A few months ago, my reaction would have been “correct it.” Even though my correction wouldn’t have been harsh, I wouldn’t have let him “get away with that.” At least I learned enough from our summer training to know this was not the answer.

Instead, I asked him for the barest element of the exercises, a simple retrieve. When he fronted with the glove and dropped it, body posture still obviously stressed, I laughed at him, grabbed the glove, ran around the building with it (safely away from the dogs and people) and let him chase me and eventually catch the glove. We did the same with articles.

I let him make the choice: fret or play. He lightened up visibly. The focus shifted from the strange dogs to me. No food or toys were needed. No correction was involved. Chasing me and getting to play tug with the glove and article became the reward. If he hadn't responded well, I would have backed down to something he COULD do successfully, maybe just simple attention.

When I thought he was relaxed and back in a comfortable place mentally, I asked for a semi-formal article (sent him from a stand facing the pile, goosed his butt on the way out, asked for a front but no finish and let him leap up an grab the article), then a semi-formal glove (same thing) and ended the session. He was much happier and he was trying. Not perfect but who cares.
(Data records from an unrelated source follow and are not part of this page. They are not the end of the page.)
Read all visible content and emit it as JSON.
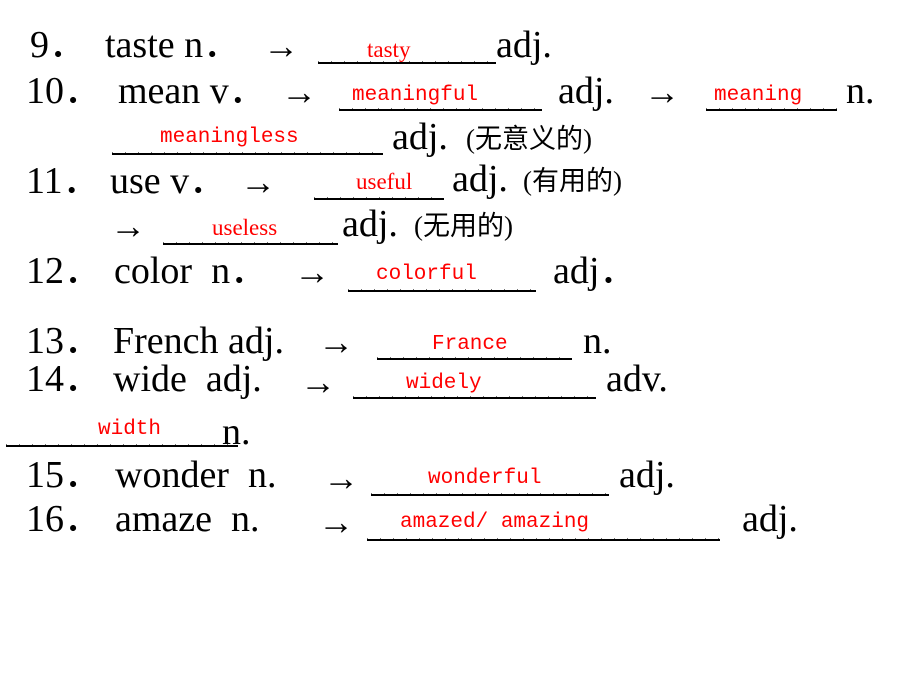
{
  "document": {
    "type": "worksheet",
    "topic": "English word-form derivation exercise",
    "answer_color": "#ff0000",
    "text_color": "#000000",
    "background_color": "#ffffff"
  },
  "symbols": {
    "arrow": "→",
    "open_paren": "(",
    "close_paren": ")"
  },
  "items": [
    {
      "number": "9．",
      "prompt": "taste n．",
      "arrow": "→",
      "answer": "tasty",
      "pos": "adj."
    },
    {
      "number": "10．",
      "prompt": "mean v．",
      "arrow": "→",
      "answer": "meaningful",
      "pos": "adj.",
      "arrow2": "→",
      "answer2": "meaning",
      "pos2": "n.",
      "answer3": "meaningless",
      "pos3": "adj.",
      "gloss3": "(无意义的)"
    },
    {
      "number": "11．",
      "prompt": "use v．",
      "arrow": "→",
      "answer": "useful",
      "pos": "adj.",
      "gloss": "(有用的)",
      "arrow2": "→",
      "answer2": "useless",
      "pos2": "adj.",
      "gloss2": "(无用的)"
    },
    {
      "number": "12．",
      "prompt": "color  n．",
      "arrow": "→",
      "answer": "colorful",
      "pos": "adj．"
    },
    {
      "number": "13．",
      "prompt": "French adj.",
      "arrow": "→",
      "answer": "France",
      "pos": "n."
    },
    {
      "number": "14．",
      "prompt": "wide  adj.",
      "arrow": "→",
      "answer": "widely",
      "pos": "adv.",
      "answer2": "width",
      "pos2": "n."
    },
    {
      "number": "15．",
      "prompt": "wonder  n.",
      "arrow": "→",
      "answer": "wonderful",
      "pos": "adj."
    },
    {
      "number": "16．",
      "prompt": "amaze  n.",
      "arrow": "→",
      "answer": "amazed/ amazing",
      "pos": "adj."
    }
  ]
}
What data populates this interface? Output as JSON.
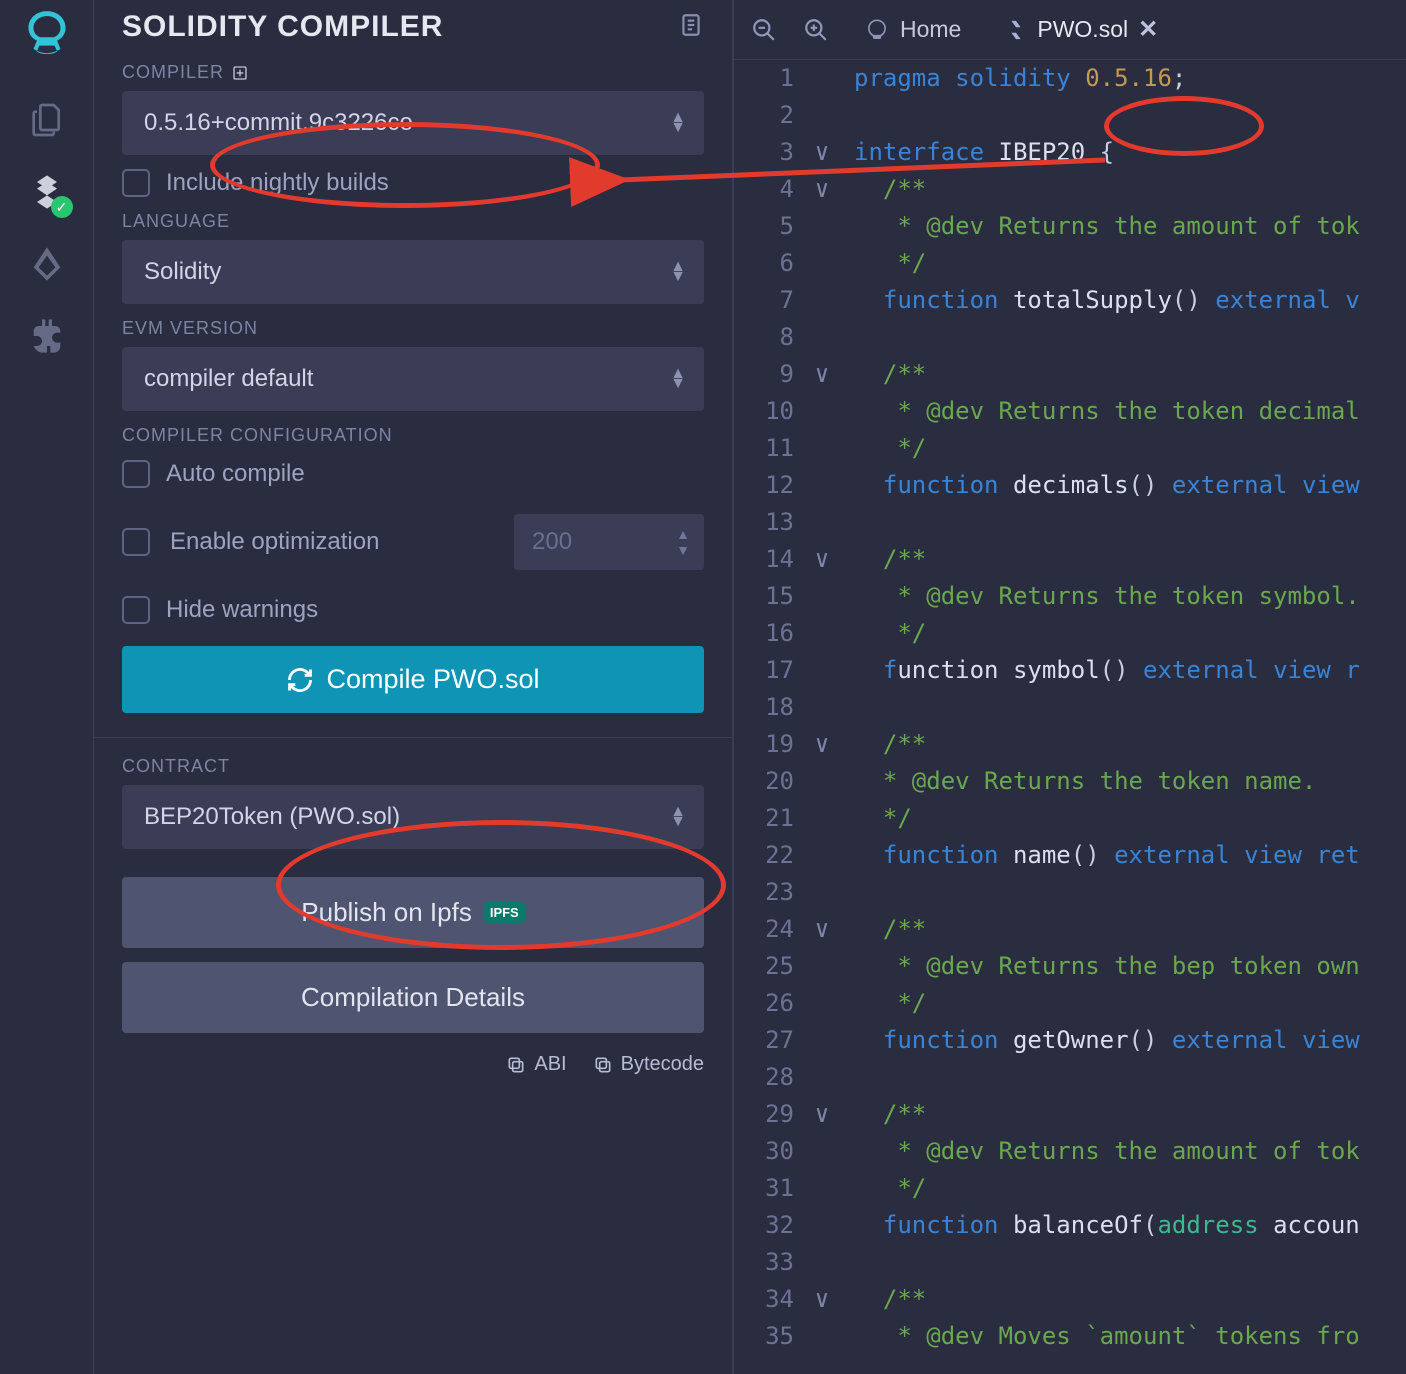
{
  "panel": {
    "title": "SOLIDITY COMPILER",
    "compiler_label": "COMPILER",
    "compiler_value": "0.5.16+commit.9c3226ce",
    "include_nightly": "Include nightly builds",
    "language_label": "LANGUAGE",
    "language_value": "Solidity",
    "evm_label": "EVM VERSION",
    "evm_value": "compiler default",
    "config_label": "COMPILER CONFIGURATION",
    "auto_compile": "Auto compile",
    "enable_opt": "Enable optimization",
    "opt_runs": "200",
    "hide_warnings": "Hide warnings",
    "compile_btn": "Compile PWO.sol",
    "contract_label": "CONTRACT",
    "contract_value": "BEP20Token (PWO.sol)",
    "publish_btn": "Publish on Ipfs",
    "details_btn": "Compilation Details",
    "abi": "ABI",
    "bytecode": "Bytecode"
  },
  "tabs": {
    "home": "Home",
    "file": "PWO.sol"
  },
  "code": {
    "line1_a": "pragma",
    "line1_b": "solidity",
    "line1_c": "0.5.16",
    "line1_d": ";",
    "line3_a": "interface",
    "line3_b": "IBEP20",
    "line3_c": "{",
    "doc_open": "/**",
    "doc_close": " */",
    "doc_tok_amount": " * @dev Returns the amount of tok",
    "doc_decimals": " * @dev Returns the token decimal",
    "doc_symbol": " * @dev Returns the token symbol.",
    "doc_name": "* @dev Returns the token name.",
    "doc_owner": " * @dev Returns the bep token own",
    "doc_amount2": " * @dev Returns the amount of tok",
    "doc_moves": " * @dev Moves `amount` tokens fro",
    "fn_kw": "function",
    "ext_kw": "external",
    "view_kw": "view",
    "ret_kw": "ret",
    "addr_kw": "address",
    "totalSupply": "totalSupply",
    "decimals": "decimals",
    "symbol": "symbol",
    "name": "name",
    "getOwner": "getOwner",
    "balanceOf": "balanceOf",
    "accoun": "accoun",
    "v_tail": "v",
    "r_tail": "r",
    "view_tail": "view",
    "external_tail_v": "view"
  }
}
Phoenix seems to be a dog who understands WHAT to do but hits a lot of mental walls that inhibit his ability to do it. Just making him do it wasn’t going to help him deal with the elements he found disturbing. By not turning it into a confrontational “me vs. him” situation, I think (again, time will tell), I moved us one step up the ladder in terms of “Hey! Isn’t it more fun to play with ME than worry about THEM?”

Don’t know why it took me so long to figure this out. To paraphrase Thomas Edison, I haven’t failed, just found a lot of ways that don’t work.


  1. This makes sense as a friend of mine here has a dog related to Phoenix and he has pretty much that same problem!

  2. Good for you and good for Phoenix!! What a great discovery, and congrats to you for being able to read him so well and accurately.

  3. Really appreciating this series of posts. I'm really struggling with Taz's attention in utility. There are just so many things in the world that require his supervision that he can't manage to bring his full brain to bear on the exercises. Correcting him just makes him distracted and tense. Not correcting him just leaves us with distracted. So far, no solution. It's hard to be a Belgian and trust someone else to manage the world for a few minutes.

  4. Interesting ... when Louie & I entered the building Phoenix looked very happy in his work. Was that after you made the fun "correction"?